Мистер Скоуган допил свой портвейн и снова наполнил рюмку.
— В эту самую минуту, — продолжал он, — во всех концах света происходят самые ужасающие вещи. Людей пытают, рубят, потрошат, калечат, их мертвые тела разлагаются, а глаза гниют. Вопли ужаса и боли уносятся в воздух со скоростью тысяча сто футов в секунду. Через три секунды полета они становятся совершенно неслышными. Все это огорчительные факты. Но из-за этого наслаждаемся ли мы жизнью хоть чуточку меньше? Совершенно определенно — нет. Мы испытываем сочувствие, несомненно, мы представляем в своем воображении страдания народов и отдельных личностей, мы сожалеем об этом. Но в конце концов, что такое сочувствие? Оно стоит очень мало, если только человек, которому мы сочувствуем, не самый близкий нам. И даже в этом случае наше сочувствие и воображение не идут слишком далеко. И пожалуй, не так это и плохо, ибо если у кого-то достаточно живое воображение и глубокое сочувствие, чтобы ощутить страдания других людей, как свои собственные, то у такого человека не будет ни минуты душевного покоя. Сострадательный человек не может узнать счастья. Но мы, благодарение Богу, как я уже говорил, к таким не относимся. Когда началась, война, я думал, что действительно страдаю вместе с теми, кто испытывает боль и муки. Но через месяц или два я должен был по совести признать, что это не так. И при этом, я думаю, у меня не менее живое воображение, чем у большинства людей. В страданиях человек всегда одинок — печальный факт для тех, кто страдает, но он делает возможным для всего остального человечества наслаждение жизнью.

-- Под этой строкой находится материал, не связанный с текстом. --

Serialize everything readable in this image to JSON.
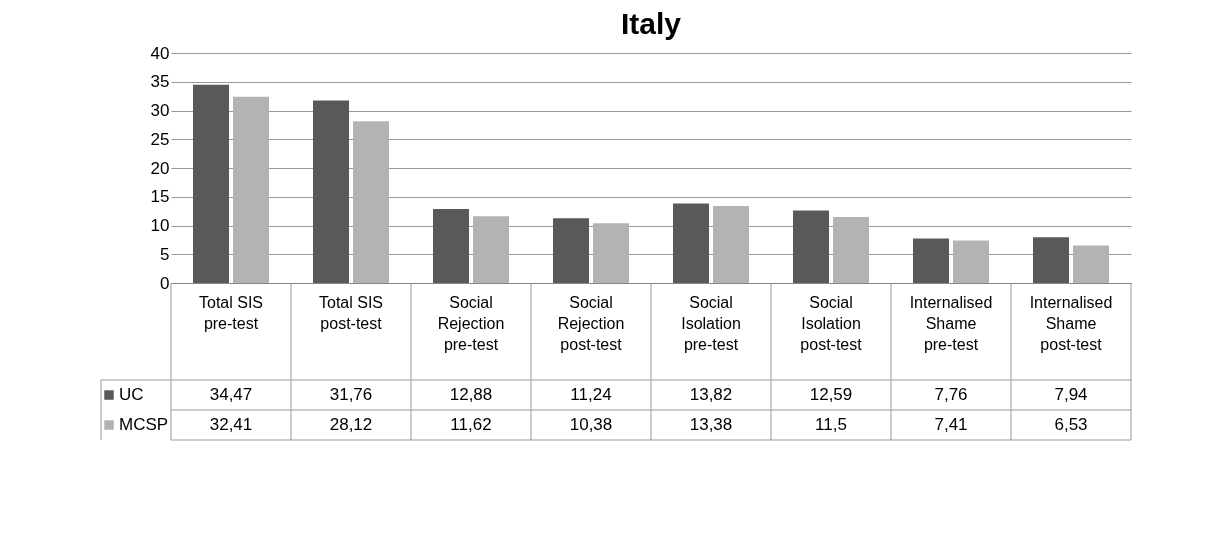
{
  "chart_data": {
    "type": "bar",
    "title": "Italy",
    "categories": [
      "Total SIS pre-test",
      "Total SIS post-test",
      "Social Rejection pre-test",
      "Social Rejection post-test",
      "Social Isolation pre-test",
      "Social Isolation post-test",
      "Internalised Shame pre-test",
      "Internalised Shame post-test"
    ],
    "series": [
      {
        "name": "UC",
        "color": "#595959",
        "values": [
          34.47,
          31.76,
          12.88,
          11.24,
          13.82,
          12.59,
          7.76,
          7.94
        ],
        "value_labels": [
          "34,47",
          "31,76",
          "12,88",
          "11,24",
          "13,82",
          "12,59",
          "7,76",
          "7,94"
        ]
      },
      {
        "name": "MCSP",
        "color": "#b3b3b3",
        "values": [
          32.41,
          28.12,
          11.62,
          10.38,
          13.38,
          11.5,
          7.41,
          6.53
        ],
        "value_labels": [
          "32,41",
          "28,12",
          "11,62",
          "10,38",
          "13,38",
          "11,5",
          "7,41",
          "6,53"
        ]
      }
    ],
    "ylim": [
      0,
      40
    ],
    "yticks": [
      0,
      5,
      10,
      15,
      20,
      25,
      30,
      35,
      40
    ],
    "grid": "y",
    "legend": "bottom left"
  }
}
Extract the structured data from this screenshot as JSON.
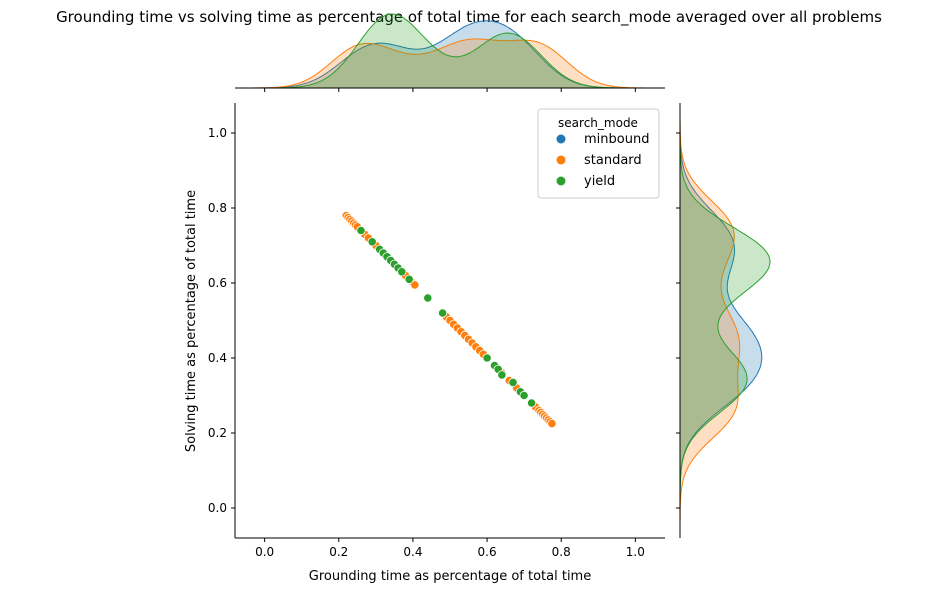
{
  "chart_data": {
    "type": "scatter",
    "title": "Grounding time vs solving time as percentage of total time for each search_mode averaged over all problems",
    "xlabel": "Grounding time as percentage of total time",
    "ylabel": "Solving time as percentage of total time",
    "xlim": [
      -0.08,
      1.08
    ],
    "ylim": [
      -0.08,
      1.08
    ],
    "xticks": [
      "0.0",
      "0.2",
      "0.4",
      "0.6",
      "0.8",
      "1.0"
    ],
    "yticks": [
      "0.0",
      "0.2",
      "0.4",
      "0.6",
      "0.8",
      "1.0"
    ],
    "grid": false,
    "legend": {
      "title": "search_mode",
      "position": "top-right"
    },
    "marginals": {
      "top": "kde of x by search_mode",
      "right": "kde of y by search_mode"
    },
    "series": [
      {
        "name": "minbound",
        "color": "#1f77b4",
        "x": [
          0.23,
          0.25,
          0.28,
          0.3,
          0.33,
          0.36,
          0.38,
          0.48,
          0.5,
          0.52,
          0.54,
          0.56,
          0.58,
          0.6,
          0.62,
          0.64,
          0.66,
          0.68,
          0.7,
          0.72
        ],
        "y": [
          0.77,
          0.75,
          0.72,
          0.7,
          0.67,
          0.64,
          0.62,
          0.52,
          0.5,
          0.48,
          0.46,
          0.44,
          0.42,
          0.4,
          0.38,
          0.36,
          0.34,
          0.32,
          0.3,
          0.28
        ]
      },
      {
        "name": "standard",
        "color": "#ff7f0e",
        "x": [
          0.22,
          0.225,
          0.23,
          0.235,
          0.24,
          0.245,
          0.25,
          0.26,
          0.27,
          0.28,
          0.3,
          0.32,
          0.34,
          0.36,
          0.38,
          0.4,
          0.405,
          0.48,
          0.49,
          0.5,
          0.51,
          0.52,
          0.53,
          0.54,
          0.55,
          0.56,
          0.57,
          0.58,
          0.59,
          0.6,
          0.62,
          0.64,
          0.66,
          0.68,
          0.7,
          0.72,
          0.73,
          0.74,
          0.745,
          0.75,
          0.755,
          0.76,
          0.765,
          0.77,
          0.775
        ],
        "y": [
          0.78,
          0.775,
          0.77,
          0.765,
          0.76,
          0.755,
          0.75,
          0.74,
          0.73,
          0.72,
          0.7,
          0.68,
          0.66,
          0.64,
          0.62,
          0.6,
          0.595,
          0.52,
          0.51,
          0.5,
          0.49,
          0.48,
          0.47,
          0.46,
          0.45,
          0.44,
          0.43,
          0.42,
          0.41,
          0.4,
          0.38,
          0.36,
          0.34,
          0.32,
          0.3,
          0.28,
          0.27,
          0.26,
          0.255,
          0.25,
          0.245,
          0.24,
          0.235,
          0.23,
          0.225
        ]
      },
      {
        "name": "yield",
        "color": "#2ca02c",
        "x": [
          0.26,
          0.29,
          0.31,
          0.32,
          0.33,
          0.34,
          0.35,
          0.36,
          0.37,
          0.39,
          0.44,
          0.48,
          0.6,
          0.62,
          0.63,
          0.64,
          0.67,
          0.69,
          0.7,
          0.72
        ],
        "y": [
          0.74,
          0.71,
          0.69,
          0.68,
          0.67,
          0.66,
          0.65,
          0.64,
          0.63,
          0.61,
          0.56,
          0.52,
          0.4,
          0.38,
          0.37,
          0.355,
          0.335,
          0.31,
          0.3,
          0.28
        ]
      }
    ]
  }
}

Наступило молчание. Генри Уимбуш отодвинул свой стул.
— Я думаю, что нам, быть может, пора присоединиться к нашим дамам, — сказал он.
— Я тоже так считаю, — подхватил, с готовностью вскакивая, Айвор. — К счастью, — сказал он, оборачиваясь к мистеру Скоугану, — радоваться мы можем вместе. В радостях и удовольствиях мы не всегда обречены быть одинокими.